Iran, Turkey trade to reach $15 billion in 2011

October 23, 2011 - 14:16
Trade between Iran and its western neighbor Turkey will reach $15 billion this year, the state-run Press TV news channel reported, citing Bahman Hosseinpour, Iran’s ambassador to Turkey.

The value of goods and services traded between the two countries totaled $10.6 billion during the first eight months of 2011, Hosseinpour said. 
The official said that the volume of bilateral trade stood at USD10.561 billion during the first eight months of 2011 and was expected to reach USD30 billion by 2015, a Press TV correspondent reported on Saturday.

Hosseinpour stated that measures taken over the past three years to expand Iran-Turkey trade had no precedence in the past century.

He rejected the Western theory that there is rivalry between Iran and Turkey and highlighted the cooperation between the two countries in different fields.

Hosseinpour also visited Turkey's southern province of Adana on Friday.

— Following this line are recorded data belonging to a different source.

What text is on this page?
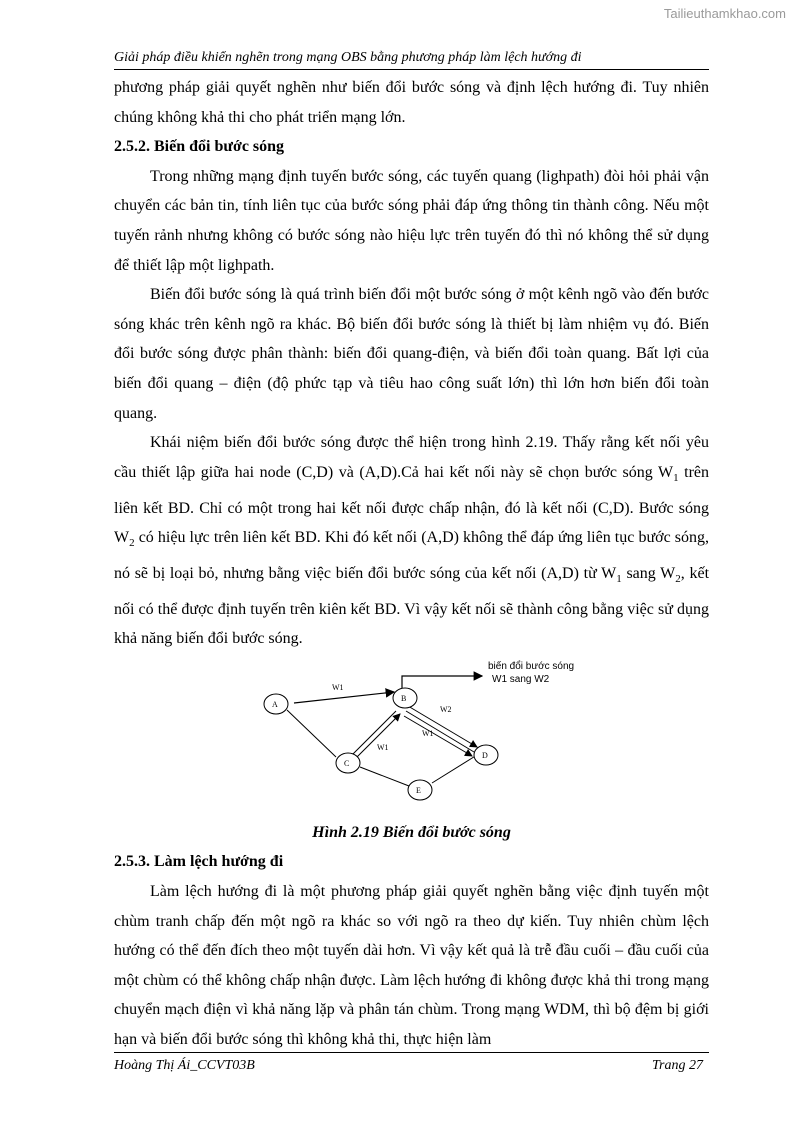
Tailieuthamkhao.com
Giải pháp điều khiển nghẽn trong mạng OBS bằng phương pháp làm lệch hướng đi

phương pháp giải quyết nghẽn như biến đổi bước sóng và định lệch hướng đi. Tuy nhiên chúng không khả thi cho phát triển mạng lớn.

2.5.2. Biến đổi bước sóng

Trong những mạng định tuyến bước sóng, các tuyến quang (lighpath) đòi hỏi phải vận chuyển các bản tin, tính liên tục của bước sóng phải đáp ứng thông tin thành công. Nếu một tuyến rảnh nhưng không có bước sóng nào hiệu lực trên tuyến đó thì nó không thể sử dụng để thiết lập một lighpath.

Biến đổi bước sóng là quá trình biến đổi một bước sóng ở một kênh ngõ vào đến bước sóng khác trên kênh ngõ ra khác. Bộ biến đổi bước sóng là thiết bị làm nhiệm vụ đó. Biến đổi bước sóng được phân thành: biến đổi quang-điện, và biến đổi toàn quang. Bất lợi của biến đổi quang – điện (độ phức tạp và tiêu hao công suất lớn) thì lớn hơn biến đổi toàn quang.

Khái niệm biến đổi bước sóng được thể hiện trong hình 2.19. Thấy rằng kết nối yêu cầu thiết lập giữa hai node (C,D) và (A,D).Cả hai kết nối này sẽ chọn bước sóng $W_1$ trên liên kết BD. Chỉ có một trong hai kết nối được chấp nhận, đó là kết nối (C,D). Bước sóng $W_2$ có hiệu lực trên liên kết BD. Khi đó kết nối (A,D) không thể đáp ứng liên tục bước sóng, nó sẽ bị loại bỏ, nhưng bằng việc biến đổi bước sóng của kết nối (A,D) từ $W_1$ sang $W_2$, kết nối có thể được định tuyến trên kiên kết BD. Vì vậy kết nối sẽ thành công bằng việc sử dụng khả năng biến đổi bước sóng.

biến đổi bước sóng
W1 sang W2
W1
W2
W1
W1
A
B
C
D
E

Hình 2.19 Biến đổi bước sóng

2.5.3. Làm lệch hướng đi

Làm lệch hướng đi là một phương pháp giải quyết nghẽn bằng việc định tuyến một chùm tranh chấp đến một ngõ ra khác so với ngõ ra theo dự kiến. Tuy nhiên chùm lệch hướng có thể đến đích theo một tuyến dài hơn. Vì vậy kết quả là trễ đầu cuối – đầu cuối của một chùm có thể không chấp nhận được. Làm lệch hướng đi không được khả thi trong mạng chuyển mạch điện vì khả năng lặp và phân tán chùm. Trong mạng WDM, thì bộ đệm bị giới hạn và biến đổi bước sóng thì không khả thi, thực hiện làm

Hoàng Thị Ái_CCVT03B	Trang 27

Addressing the audience in Adana's Cukurova University, he offered Iran's condolences over the Kurdistan Workers Party (PKK) terrorist attacks in the southeastern province of Hakkari that killed 24 Turkish security forces.

The Iranian envoy also condemned the West's double standards in the fight against terrorism.

“If the Western states stop their support for the PKK, there will remain no trace of the group anymore,” he added.

PKK is a separatist terrorist group that launched an armed insurgency in 1984 for a separate Kurdish homeland in Turkey's southeast.

The Turkish government says some 2,000 PKK elements are operating close to the Turkish-Iraqi border in northern Iraq.